Music world mourns passing of Splashy Fen founder Peter Ferraz

2014-10-16 00:00

THE music world is mourning the passing of Peter Ferraz, the man who founded the Splashy Fen music festival.

Ferraz, who was diagnosed with pancreatic cancer in April this year, died on Tuesday night.

In a message shared with Splashy Fenners earlier this month, the 76-year-old, said: “I am immensely proud of the festival; it has given me untold joy all these years and I foresee it continuing for many, many more. My heartfelt thanks go out to all the people who have made Splashy Fen what it is.”

Educated at Durban High School and later at Rhodes University, Ferraz completed an arts degree, a law degree, was admitted to the bar, spent 18 years as a newspaper journalist, and more than 20 years as a trout farmer.

He first got the idea for the festival after he and his wife, Almary, attended the Festival of the Flower Children at Woburn Abbey in England in 1967.

The experience made a lasting impression on the couple — as did their visit to the Folk in the Park festival in Washington DC during Ferraz’s journalistic posting to cover the Watergate hearings.

After buying a farm near Underberg, they, together with forestry officer Bart Fokkens, finally started working on making the dream a reality.

“We realised immediately that the farm was perfect for a music festival,” Ferraz said in an article on the Splashy Fen website. “With its natural amphitheatre, great acoustics, breathtaking mountain vistas, winding river and lots of fields for camping, no one could ask for a more ideal setting.”

With the help of Facma (Folk and Contemporary Music Association) in Pietermaritzburg, Splashy Fen 1, or Bergstock as it was dubbed, took place in October 1990.

Around 200 people were expected to attend, but some 1 200 enthusiasts turned up to camp under the stars and listen to artists like Tony Cox, the Silver Creek Mountain Band, Plagal Cadence and Syd Kitchen.

Infrastructure was rudimentary — just a makeshift stage and a few portable toilets.

“There was no Eskom then,” Ferraz recalled in the article. “Power was provided by my ancient little tractor driving an erratic farm generator. Every so often the music would stop for 20 minutes while the tractor was refuelled, but nobody complained. The foundations for today’s mellow Splashy vibe were laid right then and there.”

Ferraz stopped being involved in the day-to-day running of the festival in 2010, handing responsibility over to C-Weed Entertainment Promotions.


South Coast resident, David Mark, who helped produce the first festivals, said he would never forget those heady days, adding: “Peter just wanted to share the paradise that he had found, to share his farm... and he loved music.”

Veteran singer-songwriter, Nibs van der Spuy, added: “I first met him in 1990 at the first Splashy ... We were all unified together to initiate what would to become a legendary event.
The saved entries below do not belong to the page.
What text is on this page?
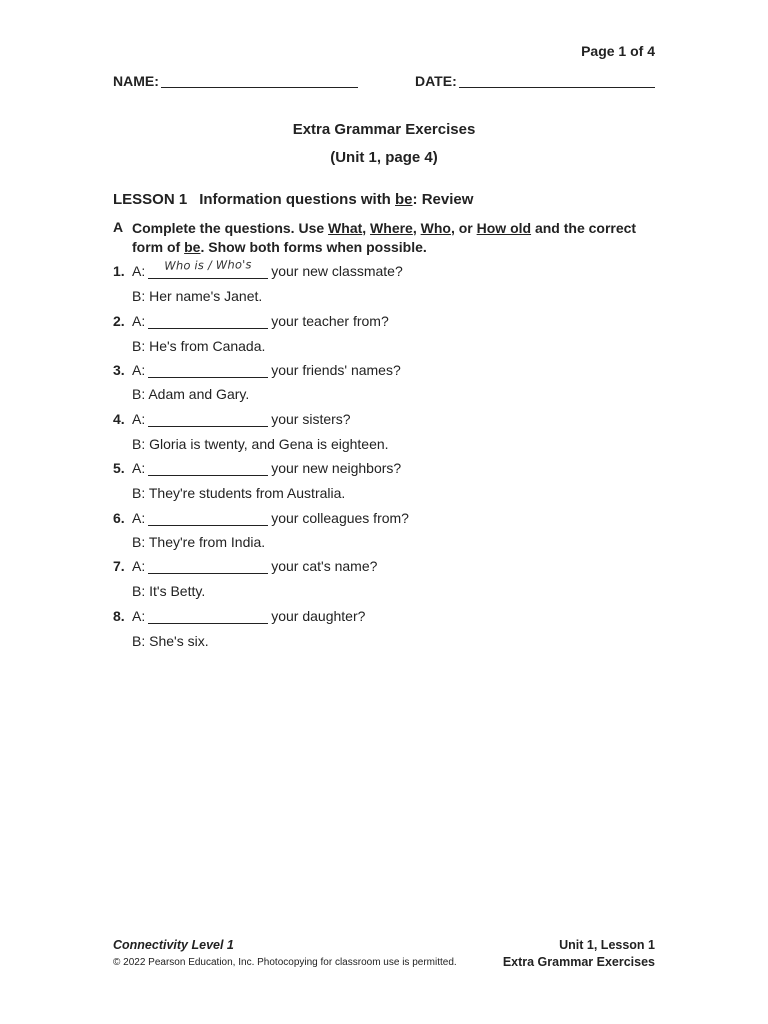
Page 1 of 4
NAME:	DATE:
Extra Grammar Exercises
(Unit 1, page 4)
LESSON 1 Information questions with be: Review
A Complete the questions. Use What, Where, Who, or How old and the correct form of be. Show both forms when possible.
1. A:	Who is / Who's	your new classmate?
B: Her name's Janet.
2. A:	your teacher from?
B: He's from Canada.
3. A:	your friends' names?
B: Adam and Gary.
4. A:	your sisters?
B: Gloria is twenty, and Gena is eighteen.
5. A:	your new neighbors?
B: They're students from Australia.
6. A:	your colleagues from?
B: They're from India.
7. A:	your cat's name?
B: It's Betty.
8. A:	your daughter?
B: She's six.
Connectivity Level 1
© 2022 Pearson Education, Inc. Photocopying for classroom use is permitted.
Unit 1, Lesson 1
Extra Grammar Exercises
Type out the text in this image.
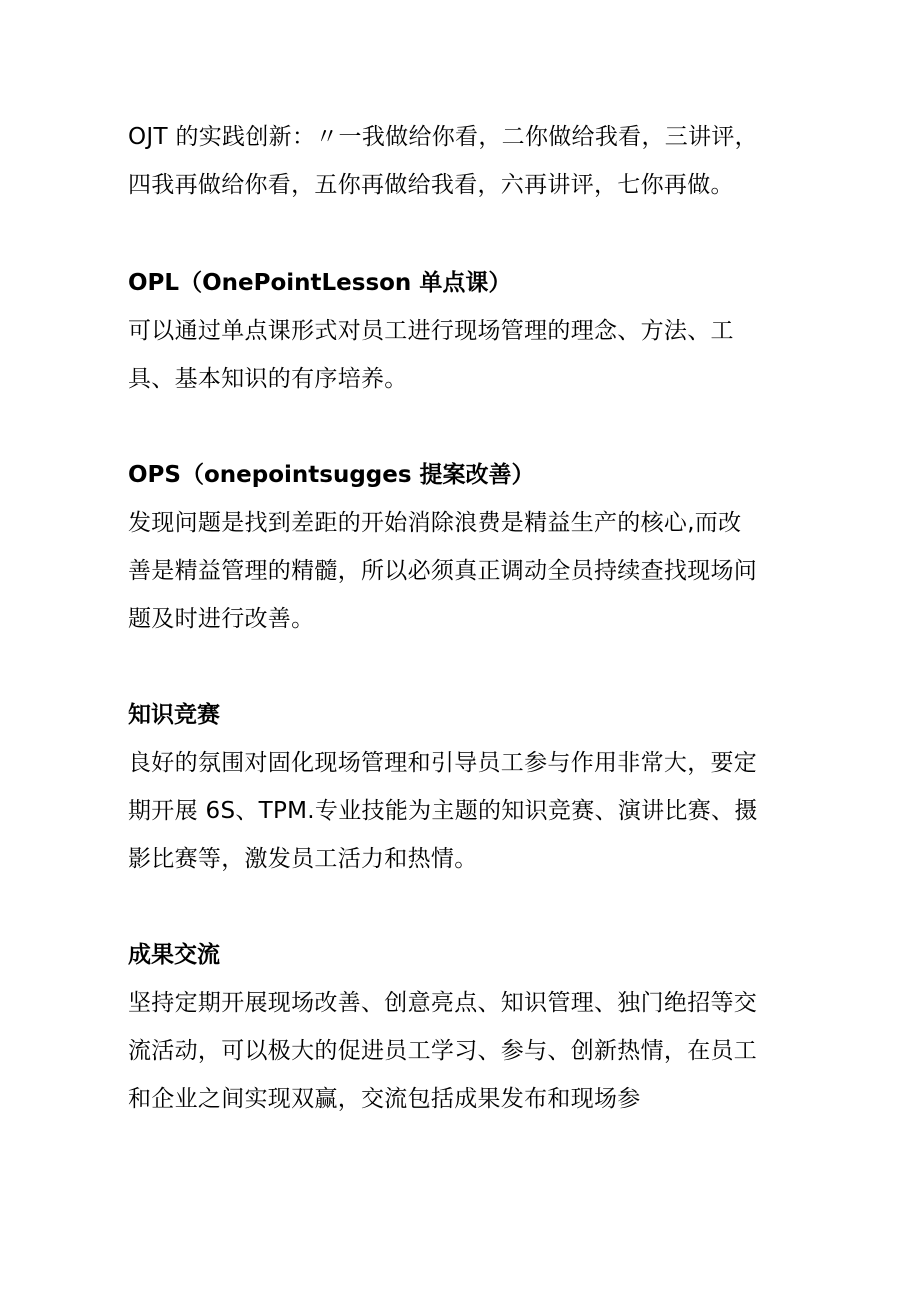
OJT 的实践创新：〃一我做给你看，二你做给我看，三讲评，
四我再做给你看，五你再做给我看，六再讲评，七你再做。

OPL（OnePointLesson 单点课）

可以通过单点课形式对员工进行现场管理的理念、方法、工
具、基本知识的有序培养。

OPS（onepointsugges 提案改善）

发现问题是找到差距的开始消除浪费是精益生产的核心,而改
善是精益管理的精髓，所以必须真正调动全员持续查找现场问
题及时进行改善。

知识竞赛

良好的氛围对固化现场管理和引导员工参与作用非常大，要定
期开展 6S、TPM.专业技能为主题的知识竞赛、演讲比赛、摄
影比赛等，激发员工活力和热情。

成果交流

坚持定期开展现场改善、创意亮点、知识管理、独门绝招等交
流活动，可以极大的促进员工学习、参与、创新热情，在员工
和企业之间实现双赢，交流包括成果发布和现场参
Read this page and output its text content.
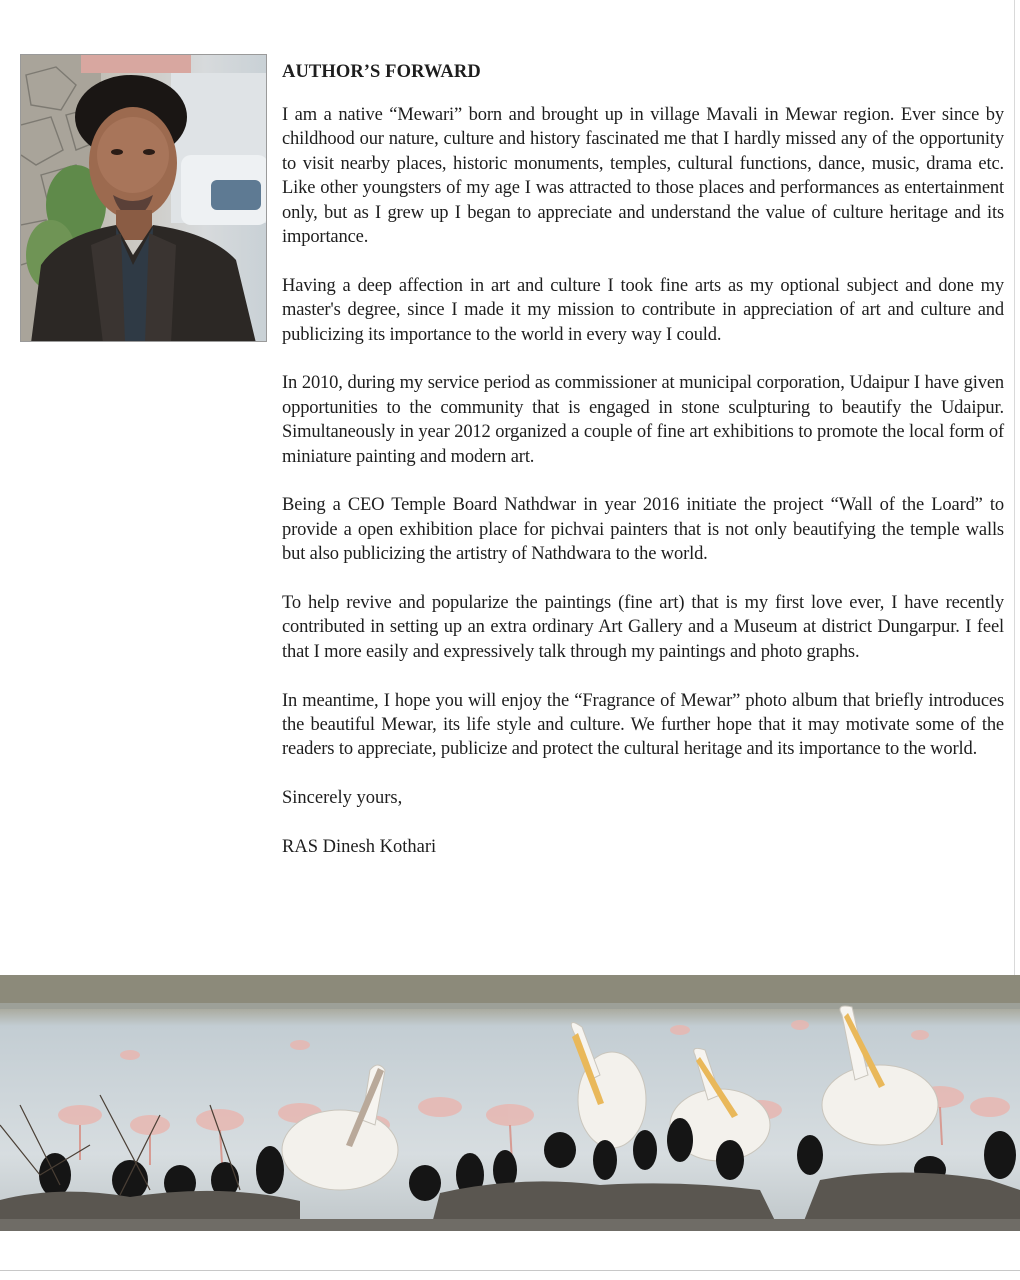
AUTHOR’S FORWARD

I am a native “Mewari” born and brought up in village Mavali in Mewar region. Ever since by childhood our nature, culture and history fascinated me that I hardly missed any of the opportunity to visit nearby places, historic monuments, temples, cultural functions, dance, music, drama etc. Like other youngsters of my age I was attracted to those places and performances as entertainment only, but as I grew up I began to appreciate and understand the value of culture heritage and its importance.

Having a deep affection in art and culture I took fine arts as my optional subject and done my master's degree, since I made it my mission to contribute in appreciation of art and culture and publicizing its importance to the world in every way I could.

In 2010, during my service period as commissioner at municipal corporation, Udaipur I have given opportunities to the community that is engaged in stone sculpturing to beautify the Udaipur. Simultaneously in year 2012 organized a couple of fine art exhibitions to promote the local form of miniature painting and modern art.

Being a CEO Temple Board Nathdwar in year 2016 initiate the project “Wall of the Loard” to provide a open exhibition place for pichvai painters that is not only beautifying the temple walls but also publicizing the artistry of Nathdwara to the world.

To help revive and popularize the paintings (fine art) that is my first love ever, I have recently contributed in setting up an extra ordinary Art Gallery and a Museum at district Dungarpur. I feel that I more easily and expressively talk through my paintings and photo graphs.

In meantime, I hope you will enjoy the “Fragrance of Mewar” photo album that briefly introduces the beautiful Mewar, its life style and culture. We further hope that it may motivate some of the readers to appreciate, publicize and protect the cultural heritage and its importance to the world.

Sincerely yours,

RAS Dinesh Kothari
Peter’s vision would change the face of South African music forever.

“Peter will always be that generous spirit and the face of Splashy, a soft humble dove in tranquil flight. We will miss him.”

In a statement, festival organiser, Pedro Carlo, said that while all Splashy Fenners mourned Ferraz’s passing, they also wanted to celebrate his love of life, passion for music, and the rich legacy that he has left behind.

Guitarist, Guy Buttery agreed saying: “After opening his doors for more than two decades to tens of thousands of people every year to all kinds of characters imaginable, Peter Ferraz leaves us with his rich legacy, a strong memory of his kind heart and an athletic desire to keep the music playing.”

And in a post on Ferraz’s Facebook page, Ceridwen Cawthorn-Blazeby summed up the thoughts of many with her words: “Thank you for letting us enjoy so many years on your farm with live music, joy in our hearts and many sunrises! Splashy Fen will never be the same without you!”


Today the Splashy Fen Music Festival is an integral part of the South African music scene, drawing thousands of visitors to the Southern Drakensberg. It also injects some R21-million into the province annually.